Fed Official says rate cuts could be needed next year to prevent over-tightening
A Federal Reserve official said it is appropriate for the central bank to begin looking ahead to lowering interest rates in 2024 because of how inflation has improved this year.
San Francisco Fed President Mary Daly said her outlook for interest rates and inflation was “very close” to the median of projections from 19 Fed officials last week. Most of them penciled in at least three rate cuts next year amid a faster decline in inflation than they anticipated.
“We’re acknowledging progress when progress is there,” Daly said in an interview Monday.
Daly said that if inflation continues its steady decline of recent months, the Fed’s benchmark interest rate “will still be quite restrictive even if we [cut rates] three times next year.”
Daly said she is watching the effect that restrictive policy has on the labor market. When the unemployment rate starts to rise, it tends to go up by a lot and not by only a little bit, Daly said. As a result, “we have to be forward looking and make sure that we don’t give people price stability but take away jobs.”

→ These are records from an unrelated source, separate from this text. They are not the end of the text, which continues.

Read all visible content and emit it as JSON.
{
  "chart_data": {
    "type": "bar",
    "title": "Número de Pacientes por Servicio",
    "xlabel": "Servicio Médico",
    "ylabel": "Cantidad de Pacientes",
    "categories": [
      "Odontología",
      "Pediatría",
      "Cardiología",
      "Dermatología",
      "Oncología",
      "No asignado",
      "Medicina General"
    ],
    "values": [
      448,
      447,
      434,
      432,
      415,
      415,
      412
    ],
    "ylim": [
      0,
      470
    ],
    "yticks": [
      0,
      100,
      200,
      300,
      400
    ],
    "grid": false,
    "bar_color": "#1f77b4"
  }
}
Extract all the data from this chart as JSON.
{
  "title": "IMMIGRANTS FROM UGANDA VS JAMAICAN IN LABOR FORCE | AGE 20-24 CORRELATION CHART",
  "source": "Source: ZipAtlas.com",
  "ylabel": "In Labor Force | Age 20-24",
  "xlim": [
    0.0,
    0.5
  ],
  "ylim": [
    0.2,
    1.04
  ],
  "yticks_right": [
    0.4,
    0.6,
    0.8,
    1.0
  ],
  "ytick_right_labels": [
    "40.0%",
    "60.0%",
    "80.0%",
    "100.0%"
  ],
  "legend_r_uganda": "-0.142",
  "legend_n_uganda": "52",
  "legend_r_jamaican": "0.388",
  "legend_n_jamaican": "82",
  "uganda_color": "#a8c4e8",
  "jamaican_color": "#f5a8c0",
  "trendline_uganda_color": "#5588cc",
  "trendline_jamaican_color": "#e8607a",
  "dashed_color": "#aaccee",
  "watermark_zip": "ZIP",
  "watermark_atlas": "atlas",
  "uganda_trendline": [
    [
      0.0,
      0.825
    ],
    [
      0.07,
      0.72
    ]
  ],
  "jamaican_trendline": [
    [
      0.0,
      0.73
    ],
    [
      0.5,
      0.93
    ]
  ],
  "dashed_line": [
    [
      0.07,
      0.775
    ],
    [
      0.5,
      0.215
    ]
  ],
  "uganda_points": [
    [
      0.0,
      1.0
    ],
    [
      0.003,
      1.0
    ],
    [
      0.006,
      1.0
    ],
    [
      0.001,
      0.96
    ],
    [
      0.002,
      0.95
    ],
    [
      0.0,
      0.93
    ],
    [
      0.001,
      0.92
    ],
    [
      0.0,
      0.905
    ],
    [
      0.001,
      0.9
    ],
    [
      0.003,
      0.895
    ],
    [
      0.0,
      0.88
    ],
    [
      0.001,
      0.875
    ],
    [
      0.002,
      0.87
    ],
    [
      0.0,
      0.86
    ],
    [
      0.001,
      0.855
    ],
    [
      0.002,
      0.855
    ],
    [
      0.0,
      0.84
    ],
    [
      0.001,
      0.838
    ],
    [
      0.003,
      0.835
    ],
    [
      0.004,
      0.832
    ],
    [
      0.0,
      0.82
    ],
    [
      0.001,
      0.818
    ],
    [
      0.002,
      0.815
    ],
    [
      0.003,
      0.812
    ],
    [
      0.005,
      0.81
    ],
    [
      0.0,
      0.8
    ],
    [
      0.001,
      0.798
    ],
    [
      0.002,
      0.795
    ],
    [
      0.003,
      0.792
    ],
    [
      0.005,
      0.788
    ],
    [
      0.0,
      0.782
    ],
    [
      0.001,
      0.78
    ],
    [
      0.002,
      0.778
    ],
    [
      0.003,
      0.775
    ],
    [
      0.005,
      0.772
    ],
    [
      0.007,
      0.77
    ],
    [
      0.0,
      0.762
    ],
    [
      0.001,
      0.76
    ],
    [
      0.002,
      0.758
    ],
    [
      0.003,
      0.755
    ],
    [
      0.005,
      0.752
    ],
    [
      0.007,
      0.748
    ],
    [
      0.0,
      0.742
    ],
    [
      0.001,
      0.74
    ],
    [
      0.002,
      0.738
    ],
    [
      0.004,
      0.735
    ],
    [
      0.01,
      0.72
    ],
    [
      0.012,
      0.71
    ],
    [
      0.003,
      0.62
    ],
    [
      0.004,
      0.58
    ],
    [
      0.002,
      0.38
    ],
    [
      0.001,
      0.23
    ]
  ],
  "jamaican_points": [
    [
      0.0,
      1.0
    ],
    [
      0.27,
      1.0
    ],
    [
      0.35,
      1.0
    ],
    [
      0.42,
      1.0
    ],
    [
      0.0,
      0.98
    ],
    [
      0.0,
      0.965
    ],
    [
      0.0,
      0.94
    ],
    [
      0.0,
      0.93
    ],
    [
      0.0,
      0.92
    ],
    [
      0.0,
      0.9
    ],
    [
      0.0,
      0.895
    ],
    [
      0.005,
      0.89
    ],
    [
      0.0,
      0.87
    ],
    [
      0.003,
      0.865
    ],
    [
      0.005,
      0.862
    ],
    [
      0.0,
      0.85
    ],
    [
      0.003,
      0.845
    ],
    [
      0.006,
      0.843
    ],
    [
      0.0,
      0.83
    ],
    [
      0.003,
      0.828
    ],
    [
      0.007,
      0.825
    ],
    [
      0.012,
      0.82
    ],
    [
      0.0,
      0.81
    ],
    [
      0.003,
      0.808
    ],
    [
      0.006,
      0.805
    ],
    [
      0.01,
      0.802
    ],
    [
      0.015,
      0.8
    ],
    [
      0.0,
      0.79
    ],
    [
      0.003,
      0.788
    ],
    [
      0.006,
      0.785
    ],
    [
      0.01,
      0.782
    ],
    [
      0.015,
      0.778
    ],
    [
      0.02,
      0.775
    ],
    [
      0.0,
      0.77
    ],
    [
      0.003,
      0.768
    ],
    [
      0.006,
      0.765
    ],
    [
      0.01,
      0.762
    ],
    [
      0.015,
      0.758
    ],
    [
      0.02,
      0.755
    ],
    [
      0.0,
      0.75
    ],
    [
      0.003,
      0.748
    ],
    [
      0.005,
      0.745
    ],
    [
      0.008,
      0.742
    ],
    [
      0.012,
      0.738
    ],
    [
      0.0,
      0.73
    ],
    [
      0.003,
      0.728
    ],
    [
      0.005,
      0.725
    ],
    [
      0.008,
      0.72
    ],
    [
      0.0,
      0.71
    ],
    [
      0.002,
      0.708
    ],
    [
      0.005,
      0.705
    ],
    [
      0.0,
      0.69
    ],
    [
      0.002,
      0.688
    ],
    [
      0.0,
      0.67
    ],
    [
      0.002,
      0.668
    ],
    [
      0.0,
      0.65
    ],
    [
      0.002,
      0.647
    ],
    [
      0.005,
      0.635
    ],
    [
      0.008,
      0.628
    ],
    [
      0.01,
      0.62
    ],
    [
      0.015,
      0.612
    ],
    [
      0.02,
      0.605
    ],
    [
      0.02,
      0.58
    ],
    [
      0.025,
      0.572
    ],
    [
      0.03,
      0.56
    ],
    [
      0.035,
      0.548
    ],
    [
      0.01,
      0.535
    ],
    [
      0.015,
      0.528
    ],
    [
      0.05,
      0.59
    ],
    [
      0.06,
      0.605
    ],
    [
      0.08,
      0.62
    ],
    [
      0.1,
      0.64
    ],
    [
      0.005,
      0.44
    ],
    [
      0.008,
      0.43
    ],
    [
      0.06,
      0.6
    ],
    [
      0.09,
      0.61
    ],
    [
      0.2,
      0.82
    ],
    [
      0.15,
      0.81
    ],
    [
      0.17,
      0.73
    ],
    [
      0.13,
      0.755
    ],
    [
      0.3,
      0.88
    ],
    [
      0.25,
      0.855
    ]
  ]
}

Daly said she thought interest-rate policy was in a “good place” to achieve that result. In a notable shift, she said the Fed’s focus now needed to turn toward paying attention to both sides of its mandate.
“There is more work to do, and at this point, that work includes not only focusing on bringing inflation down to 2%…but also recognizing that we want to continue to do this gently, with as few disruptions to the labor market as possible,” she said.
Government data released last week indicated very mild inflation in November as measured by the central bank’s preferred inflation gauge, which the Commerce Department will release on Friday. The figures suggest inflation excluding volatile food and energy costs will reach or even dip below 2% on a six-month annualized basis, and the 12-month rate could drop to 3.1% in November. The Fed targets 2% annual inflation.
Daly said rate cuts would be appropriate to prevent inflation-adjusted or “real” rates from rising by holding nominal rates steady as inflation declines. Allowing real rates to increase would create an elevated possibility “that we could over-tighten quite easily, and so that’s what I’m mindful of,” said Daly, who will become a voter on the Fed’s rate-setting committee next year.
Stocks surged and bond yields tumbled last week after the Fed held interest rates steady and officials projected three rate cuts for 2024. While Fed Chair Jerome Powell said it was too early to say the central bank was done raising rates, he fueled a rally when he also volunteered that officials were preparing to focus on when to lower rates.
His comments sent investors in interest-rate futures markets to increase their bets on earlier and deeper rate cuts next year.
Daly said it was too soon to speculate at which meetings the Fed might change its policy stance next year. “Right now, I’m really focused on how well things have evolved in 2023,” she said.
While much of the initial decline in inflation this summer stemmed from supply-chain healing, more recent declines appear to have been driven by a cooling in demand-driven components, she said.
A model maintained by the San Francisco Fed suggests two thirds of the decline in core inflation had been related to changes in demand. “To me, that’s a material development,” said Daly. “That means we have monetary policy working.”
Daly said it was possible inflation could show greater signs of persistence in the months ahead and that the economic outlook could shift in a way that would call for the Fed to keep rates higher for longer. On the other hand, inflation could decline more rapidly or the labor market could weaken more meaningfully than it has, justifying easier policy, she said.